Regular readers know that we are partial toward Technology Founder CEOs vs. hired CEOs as a general rule. Our experience is that founder CEOs are generally better than hired CEOs at anticipating customer market needs, in many cases before customers know they have a need. Founder CEOs care deeply about details of the business that a hired CEO may not give more than a casual glance. Founders in many cases work to leverage their smart senior business leaders whereas hired CEOs may feel threatened by a direct report’s potential. We could go on.
Our CEORater Technology Founder CEO Index has performed well year-to-date through December 6th enjoying a Total Unweighted Return of 14.2% and a Total Weighted Return of 17.1%. The comparable benchmarks returned 5.1% and 4.4% on an Unweighted and Weighted basis respectively. You may access the detailHERE.
Speaking of Technology Founder CEOs, we recently hosted a podcast with SS&C Technologies (ticker: SSNC) founder & CEO Bill Stone where we discussed M&A strategy, SS&C’s decentralized management approach (another core principal of ours) as well as SS&C’s “Singularity” artificial intelligence (“AI”) and machine learning (“ML”) initiative. In the case of SS&C, we believe that AI and ML will drive efficiencies across back office and middle office-related products and services – enabling customers to drive incremental throughput with less effort. Further, AI & ML has the potential to create revenue and EBITDA opportunities for front-office customers (facilitating deal sourcing as an example). You may access the episode below:
Machines don’t complain. Machines don’t get sick. Machines don’t ask for a raise. Machines don’t get tired. Machines don’t take lunch. Machines can perform complex tasks – including surgical operations and making investment decisions.
Perhaps most importantly – with the advent of machine learning – machines perpetually remain on the learning curve. The old axiom “you can’t teach an old dog new tricks” does not apply to machines.

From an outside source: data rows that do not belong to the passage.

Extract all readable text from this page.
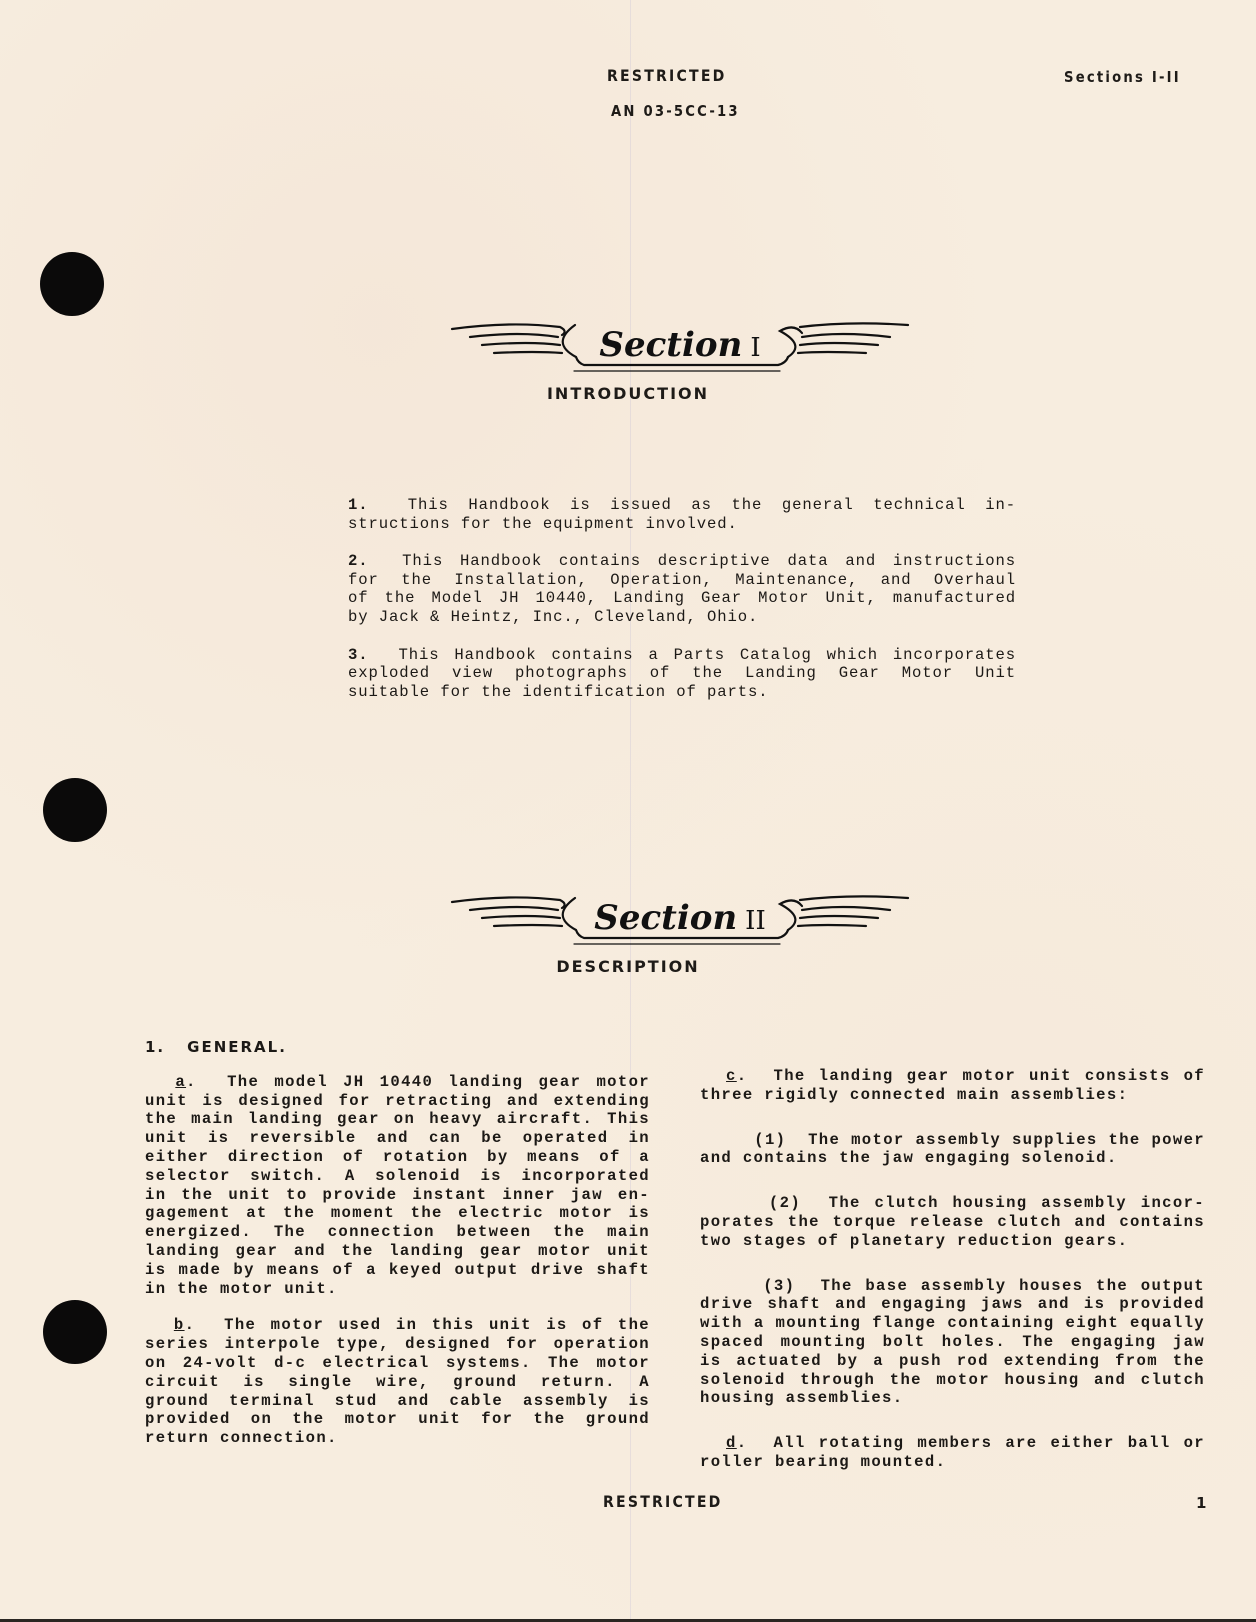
RESTRICTED
AN 03-5CC-13
Sections I-II
Section I
INTRODUCTION

1.	This Handbook is issued as the general technical in-
structions for the equipment involved.

2. This Handbook contains descriptive data and instructions
for the Installation, Operation, Maintenance, and Overhaul
of the Model JH 10440, Landing Gear Motor Unit, manufactured
by Jack & Heintz, Inc., Cleveland, Ohio.

3. This Handbook contains a Parts Catalog which incorporates
exploded view photographs of the Landing Gear Motor Unit
suitable for the identification of parts.

Section II
DESCRIPTION

1. GENERAL.

a.  The model JH 10440 landing gear motor
unit is designed for retracting and extending
the main landing gear on heavy aircraft. This
unit is reversible and can be operated in
either direction of rotation by means of a
selector switch. A solenoid is incorporated
in the unit to provide instant inner jaw en-
gagement at the moment the electric motor is
energized. The connection between the main
landing gear and the landing gear motor unit
is made by means of a keyed output drive shaft
in the motor unit.

b.  The motor used in this unit is of the
series interpole type, designed for operation
on 24-volt d-c electrical systems. The motor
circuit is single wire, ground return. A
ground terminal stud and cable assembly is
provided on the motor unit for the ground
return connection.

c.  The landing gear motor unit consists of
three rigidly connected main assemblies:

(1) The motor assembly supplies the power
and contains the jaw engaging solenoid.

(2) The clutch housing assembly incor-
porates the torque release clutch and contains
two stages of planetary reduction gears.

(3) The base assembly houses the output
drive shaft and engaging jaws and is provided
with a mounting flange containing eight equally
spaced mounting bolt holes. The engaging jaw
is actuated by a push rod extending from the
solenoid through the motor housing and clutch
housing assemblies.

d.  All rotating members are either ball or
roller bearing mounted.

RESTRICTED	1
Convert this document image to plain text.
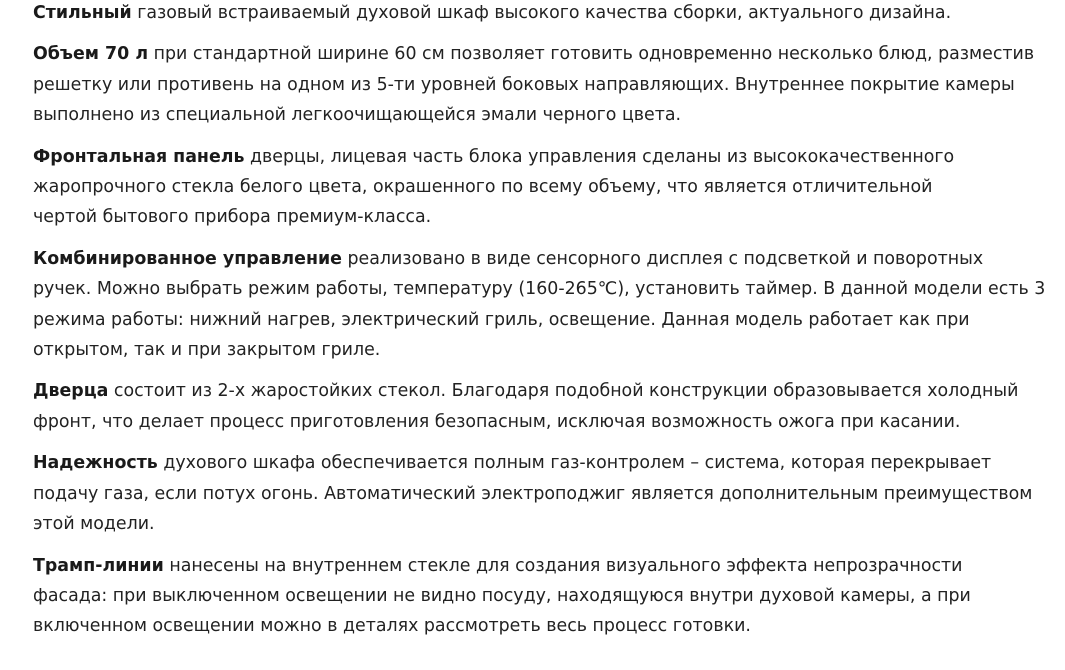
Стильный газовый встраиваемый духовой шкаф высокого качества сборки, актуального дизайна.

Объем 70 л при стандартной ширине 60 см позволяет готовить одновременно несколько блюд, разместив
решетку или противень на одном из 5-ти уровней боковых направляющих. Внутреннее покрытие камеры
выполнено из специальной легкоочищающейся эмали черного цвета.

Фронтальная панель дверцы, лицевая часть блока управления сделаны из высококачественного
жаропрочного стекла белого цвета, окрашенного по всему объему, что является отличительной
чертой бытового прибора премиум-класса.

Комбинированное управление реализовано в виде сенсорного дисплея с подсветкой и поворотных
ручек. Можно выбрать режим работы, температуру (160-265℃), установить таймер. В данной модели есть 3
режима работы: нижний нагрев, электрический гриль, освещение. Данная модель работает как при
открытом, так и при закрытом гриле.

Дверца состоит из 2-х жаростойких стекол. Благодаря подобной конструкции образовывается холодный
фронт, что делает процесс приготовления безопасным, исключая возможность ожога при касании.

Надежность духового шкафа обеспечивается полным газ-контролем – система, которая перекрывает
подачу газа, если потух огонь. Автоматический электроподжиг является дополнительным преимуществом
этой модели.

Трамп-линии нанесены на внутреннем стекле для создания визуального эффекта непрозрачности
фасада: при выключенном освещении не видно посуду, находящуюся внутри духовой камеры, а при
включенном освещении можно в деталях рассмотреть весь процесс готовки.
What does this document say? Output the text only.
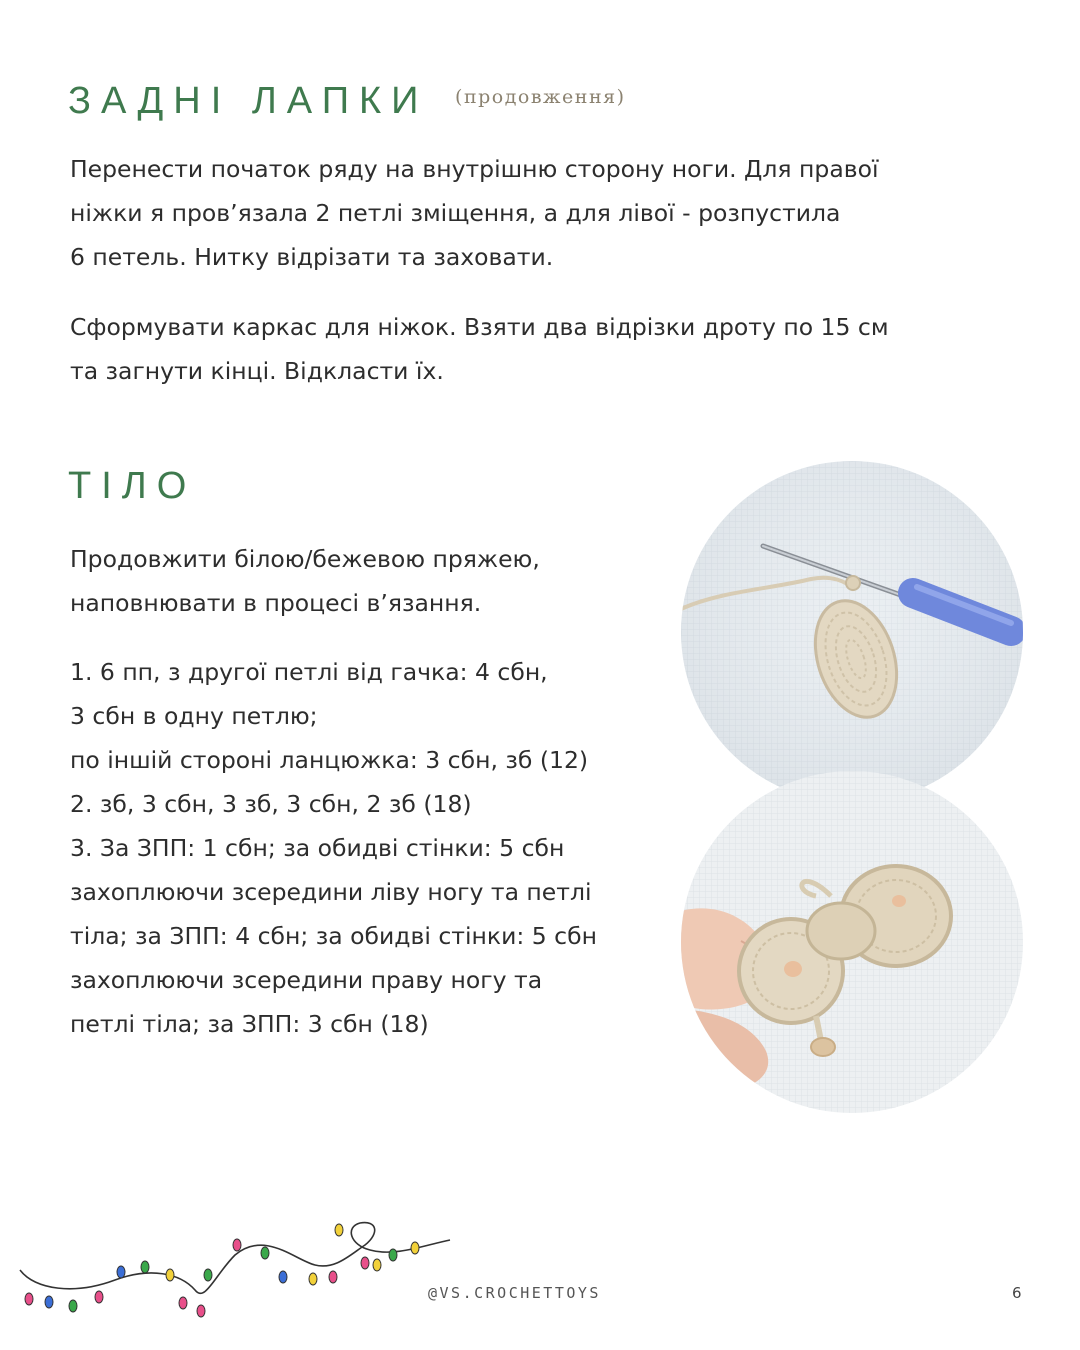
ЗАДНІ ЛАПКИ $^{(продовження)}$

Перенести початок ряду на внутрішню сторону ноги. Для правої
ніжки я пров’язала 2 петлі зміщення, а для лівої - розпустила
6 петель. Нитку відрізати та заховати.

Сформувати каркас для ніжок. Взяти два відрізки дроту по 15 см
та загнути кінці. Відкласти їх.

ТІЛО

Продовжити білою/бежевою пряжею,
наповнювати в процесі в’язання.

1. 6 пп, з другої петлі від гачка: 4 сбн,
3 сбн в одну петлю;
по іншій стороні ланцюжка: 3 сбн, зб (12)
2. зб, 3 сбн, 3 зб, 3 сбн, 2 зб (18)
3. За ЗПП: 1 сбн; за обидві стінки: 5 сбн
захоплюючи зсередини ліву ногу та петлі
тіла; за ЗПП: 4 сбн; за обидві стінки: 5 сбн
захоплюючи зсередини праву ногу та
петлі тіла; за ЗПП: 3 сбн (18)

@VS.CROCHETTOYS	6
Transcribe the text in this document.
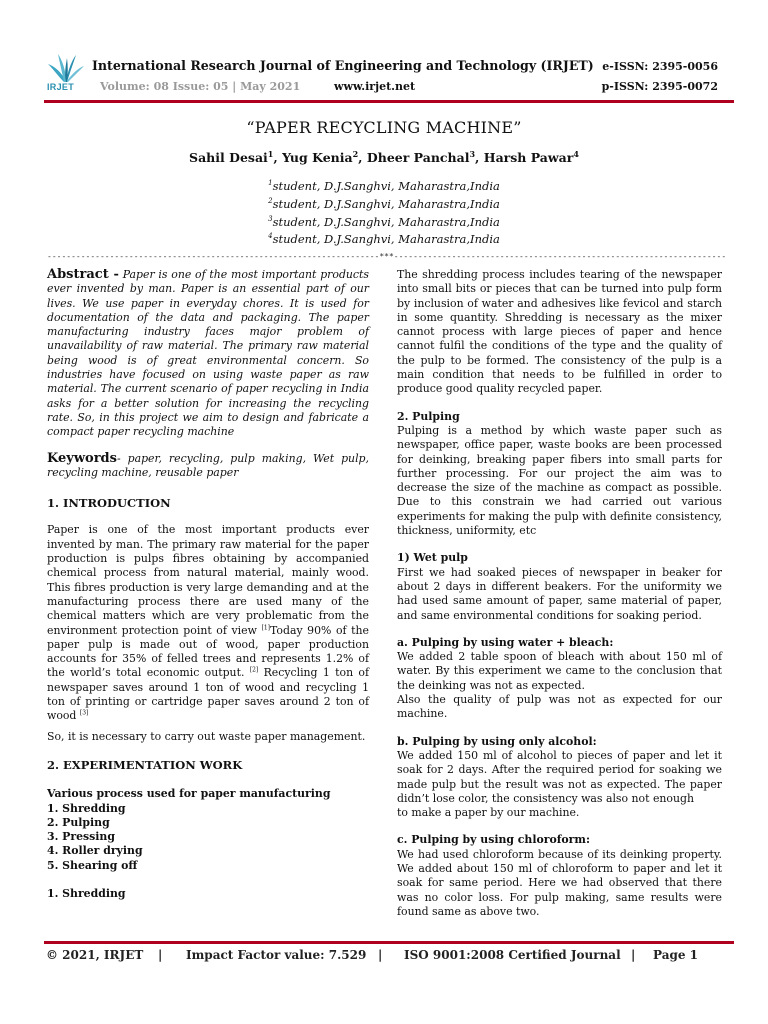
IRJET
International Research Journal of Engineering and Technology (IRJET)
Volume: 08 Issue: 05 | May 2021	www.irjet.net
e-ISSN: 2395-0056
p-ISSN: 2395-0072
“PAPER RECYCLING MACHINE”
Sahil Desai$^1$, Yug Kenia$^2$, Dheer Panchal$^3$, Harsh Pawar$^4$
$^1$student, D.J.Sanghvi, Maharastra,India
$^2$student, D.J.Sanghvi, Maharastra,India
$^3$student, D.J.Sanghvi, Maharastra,India
$^4$student, D.J.Sanghvi, Maharastra,India
---------------------------------------------------------------------***---------------------------------------------------------------------

Abstract - Paper is one of the most important products ever invented by man. Paper is an essential part of our lives. We use paper in everyday chores. It is used for documentation of the data and packaging. The paper manufacturing industry faces major problem of unavailability of raw material. The primary raw material being wood is of great environmental concern. So industries have focused on using waste paper as raw material. The current scenario of paper recycling in India asks for a better solution for increasing the recycling rate. So, in this project we aim to design and fabricate a compact paper recycling machine

Keywords- paper, recycling, pulp making, Wet pulp, recycling machine, reusable paper

1. INTRODUCTION

Paper is one of the most important products ever invented by man. The primary raw material for the paper production is pulps fibres obtaining by accompanied chemical process from natural material, mainly wood. This fibres production is very large demanding and at the manufacturing process there are used many of the chemical matters which are very problematic from the environment protection point of view [1]Today 90% of the paper pulp is made out of wood, paper production accounts for 35% of felled trees and represents 1.2% of the world’s total economic output. [2] Recycling 1 ton of newspaper saves around 1 ton of wood and recycling 1 ton of printing or cartridge paper saves around 2 ton of wood [3]

So, it is necessary to carry out waste paper management.

2. EXPERIMENTATION WORK

Various process used for paper manufacturing

1. Shredding

2. Pulping

3. Pressing

4. Roller drying

5. Shearing off

1. Shredding

The shredding process includes tearing of the newspaper into small bits or pieces that can be turned into pulp form by inclusion of water and adhesives like fevicol and starch in some quantity. Shredding is necessary as the mixer cannot process with large pieces of paper and hence cannot fulfil the conditions of the type and the quality of the pulp to be formed. The consistency of the pulp is a main condition that needs to be fulfilled in order to produce good quality recycled paper.

2. Pulping

Pulping is a method by which waste paper such as newspaper, office paper, waste books are been processed for deinking, breaking paper fibers into small parts for further processing. For our project the aim was to decrease the size of the machine as compact as possible. Due to this constrain we had carried out various experiments for making the pulp with definite consistency, thickness, uniformity, etc

1) Wet pulp

First we had soaked pieces of newspaper in beaker for about 2 days in different beakers. For the uniformity we had used same amount of paper, same material of paper, and same environmental conditions for soaking period.

a. Pulping by using water + bleach:

We added 2 table spoon of bleach with about 150 ml of water. By this experiment we came to the conclusion that the deinking was not as expected.

Also the quality of pulp was not as expected for our machine.

b. Pulping by using only alcohol:

We added 150 ml of alcohol to pieces of paper and let it soak for 2 days. After the required period for soaking we made pulp but the result was not as expected. The paper didn’t lose color, the consistency was also not enough

to make a paper by our machine.

c. Pulping by using chloroform:

We had used chloroform because of its deinking property. We added about 150 ml of chloroform to paper and let it soak for same period. Here we had observed that there was no color loss. For pulp making, same results were found same as above two.

© 2021, IRJET | Impact Factor value: 7.529 | ISO 9001:2008 Certified Journal | Page 1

Many tasks lend themselves well to “machine-led” environments (by “machine-led” we refer to discrete tasks and complex workflows that have or could have machine learning and/or artificial intelligence as a core underpinning). For these tasks, humans will add value by providing machines with access to data sets that machines could not acquire on their own. The saying “feed the beast” will have never been truer.
However, there are instances where machine-led processes are not optimal. For example: great works of art, music and other forms of inspired creativity and original thinking where the outcome isn’t clear.
We are inspired to create when we are inspired to create. Would a sentient machine be inspired to create the Mona Lisa? Would a sentient machine be inspired to put people on Mars as Elon Musk wishes to do? (more likely that a machine would only pursue colonization of Mars when it would be practical to pursue that outcome as a result of an event or series of events here on earth). Would a sentient machine have been motivated to create electric vehicles?
Count me an optimist in that I believe that the most strategic, creative endeavors will always benefit greatly from human participation and leadership.